In summary, in a population of naïve visual field test takers seen in a glaucoma clinic in South India, we found the diagnostic accuracy of visualFields Easy to be insufficient for use as a general screening tool for glaucoma. Diagnostic accuracy was greater when used as a test for more advanced forms of glaucoma, which has potential implications for monitoring patients with known glaucoma in places without sophisticated visual field equipment; however, longitudinal studies are needed to determine repeatability for this function.

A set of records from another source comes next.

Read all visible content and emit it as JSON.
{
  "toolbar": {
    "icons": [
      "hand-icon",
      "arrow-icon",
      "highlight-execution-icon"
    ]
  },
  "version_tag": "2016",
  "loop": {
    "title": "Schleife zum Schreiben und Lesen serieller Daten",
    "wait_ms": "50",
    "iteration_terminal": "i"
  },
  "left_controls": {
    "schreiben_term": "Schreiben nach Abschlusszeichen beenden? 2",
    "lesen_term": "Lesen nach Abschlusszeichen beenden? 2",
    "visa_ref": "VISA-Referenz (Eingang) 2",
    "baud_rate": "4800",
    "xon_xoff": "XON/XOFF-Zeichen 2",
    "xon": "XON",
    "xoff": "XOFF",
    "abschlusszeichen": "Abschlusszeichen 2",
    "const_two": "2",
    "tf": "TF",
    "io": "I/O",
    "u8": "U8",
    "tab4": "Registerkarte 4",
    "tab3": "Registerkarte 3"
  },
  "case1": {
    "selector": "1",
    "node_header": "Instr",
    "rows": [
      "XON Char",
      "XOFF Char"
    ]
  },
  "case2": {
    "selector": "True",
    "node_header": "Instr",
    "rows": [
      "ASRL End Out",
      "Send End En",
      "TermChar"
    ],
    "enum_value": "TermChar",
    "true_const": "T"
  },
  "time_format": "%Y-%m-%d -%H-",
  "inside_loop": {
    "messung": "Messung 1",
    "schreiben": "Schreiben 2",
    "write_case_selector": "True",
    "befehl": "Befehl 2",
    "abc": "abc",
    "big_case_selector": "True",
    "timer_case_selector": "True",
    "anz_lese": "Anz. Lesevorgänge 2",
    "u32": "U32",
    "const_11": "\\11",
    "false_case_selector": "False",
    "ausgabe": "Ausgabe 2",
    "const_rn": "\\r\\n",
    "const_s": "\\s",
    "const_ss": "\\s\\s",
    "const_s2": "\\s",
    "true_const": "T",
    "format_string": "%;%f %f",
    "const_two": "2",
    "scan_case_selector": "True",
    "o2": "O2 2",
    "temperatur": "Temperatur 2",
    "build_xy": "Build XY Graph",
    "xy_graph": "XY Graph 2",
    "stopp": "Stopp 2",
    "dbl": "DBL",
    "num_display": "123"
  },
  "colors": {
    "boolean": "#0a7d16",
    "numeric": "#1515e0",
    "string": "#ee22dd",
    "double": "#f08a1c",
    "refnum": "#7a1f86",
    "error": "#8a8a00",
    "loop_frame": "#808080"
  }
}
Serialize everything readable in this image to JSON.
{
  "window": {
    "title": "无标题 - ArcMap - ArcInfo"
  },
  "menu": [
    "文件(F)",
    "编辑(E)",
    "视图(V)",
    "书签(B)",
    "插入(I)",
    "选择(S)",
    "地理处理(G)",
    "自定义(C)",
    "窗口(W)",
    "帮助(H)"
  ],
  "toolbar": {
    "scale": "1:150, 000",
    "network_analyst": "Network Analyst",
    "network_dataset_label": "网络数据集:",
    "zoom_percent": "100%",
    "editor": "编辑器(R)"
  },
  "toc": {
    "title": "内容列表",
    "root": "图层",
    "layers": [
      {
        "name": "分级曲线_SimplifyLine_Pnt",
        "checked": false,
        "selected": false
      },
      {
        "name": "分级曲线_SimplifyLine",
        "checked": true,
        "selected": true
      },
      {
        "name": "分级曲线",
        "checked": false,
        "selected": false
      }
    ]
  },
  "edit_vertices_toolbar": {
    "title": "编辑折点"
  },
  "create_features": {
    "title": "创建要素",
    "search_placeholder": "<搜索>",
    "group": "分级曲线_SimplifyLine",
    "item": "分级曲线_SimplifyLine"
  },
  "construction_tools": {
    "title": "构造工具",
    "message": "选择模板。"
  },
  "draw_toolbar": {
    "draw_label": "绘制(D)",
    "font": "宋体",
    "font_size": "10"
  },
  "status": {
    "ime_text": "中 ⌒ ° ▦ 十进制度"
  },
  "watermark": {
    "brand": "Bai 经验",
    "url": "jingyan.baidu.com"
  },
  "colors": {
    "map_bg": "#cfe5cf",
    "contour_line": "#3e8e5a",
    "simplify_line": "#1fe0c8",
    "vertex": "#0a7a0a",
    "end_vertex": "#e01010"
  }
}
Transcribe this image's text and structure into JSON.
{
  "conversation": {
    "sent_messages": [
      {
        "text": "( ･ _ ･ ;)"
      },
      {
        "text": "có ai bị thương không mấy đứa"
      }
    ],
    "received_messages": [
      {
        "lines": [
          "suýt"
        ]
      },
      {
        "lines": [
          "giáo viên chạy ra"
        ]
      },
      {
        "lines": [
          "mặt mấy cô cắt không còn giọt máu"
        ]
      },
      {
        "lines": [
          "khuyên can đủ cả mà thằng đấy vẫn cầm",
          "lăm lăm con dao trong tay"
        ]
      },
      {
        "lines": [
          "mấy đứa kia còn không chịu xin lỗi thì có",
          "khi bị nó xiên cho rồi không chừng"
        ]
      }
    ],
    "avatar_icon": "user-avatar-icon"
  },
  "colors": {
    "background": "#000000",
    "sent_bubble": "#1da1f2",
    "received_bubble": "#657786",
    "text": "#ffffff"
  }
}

Better screening tests, further software improvements, and development of normative databases for perimetry tools are needed for glaucoma detection, particularly in resource-limited settings.

Summary

What was known before

  • Glaucoma is a sight-threatening disease with a prolonged asymptomatic phase, optimal for screening.

  • Many patients delay glaucoma screening due to lack of symptoms and access to adequate eye care.

  • A portable, inexpensive option for glaucoma screening could help prevent glaucoma-related vision loss. iPad perimetry, in theory, provides a highly portable, inexpensive option for glaucoma screening.

  • There is mixed data about the potential of currently existing iPad perimetry software for glaucoma screening.

What this study adds

  • iPad perimetry using visualFields Easy shows subpar diagnostic accuracy.

  • Using a Humphrey visual field analyser reference standard, visualFields Easy demonstrated suboptimal sensitivity and specifity for both glaucoma and visual field defects.

  • visualFields Easy showed moderate correlation with metrics produced via Humphrey visual field analyser perimetry. Further development and optimization of current perimeters are necessary to identify a glaucoma screening tool suitable for settings where Humphrey visual field analysers are inaccessible.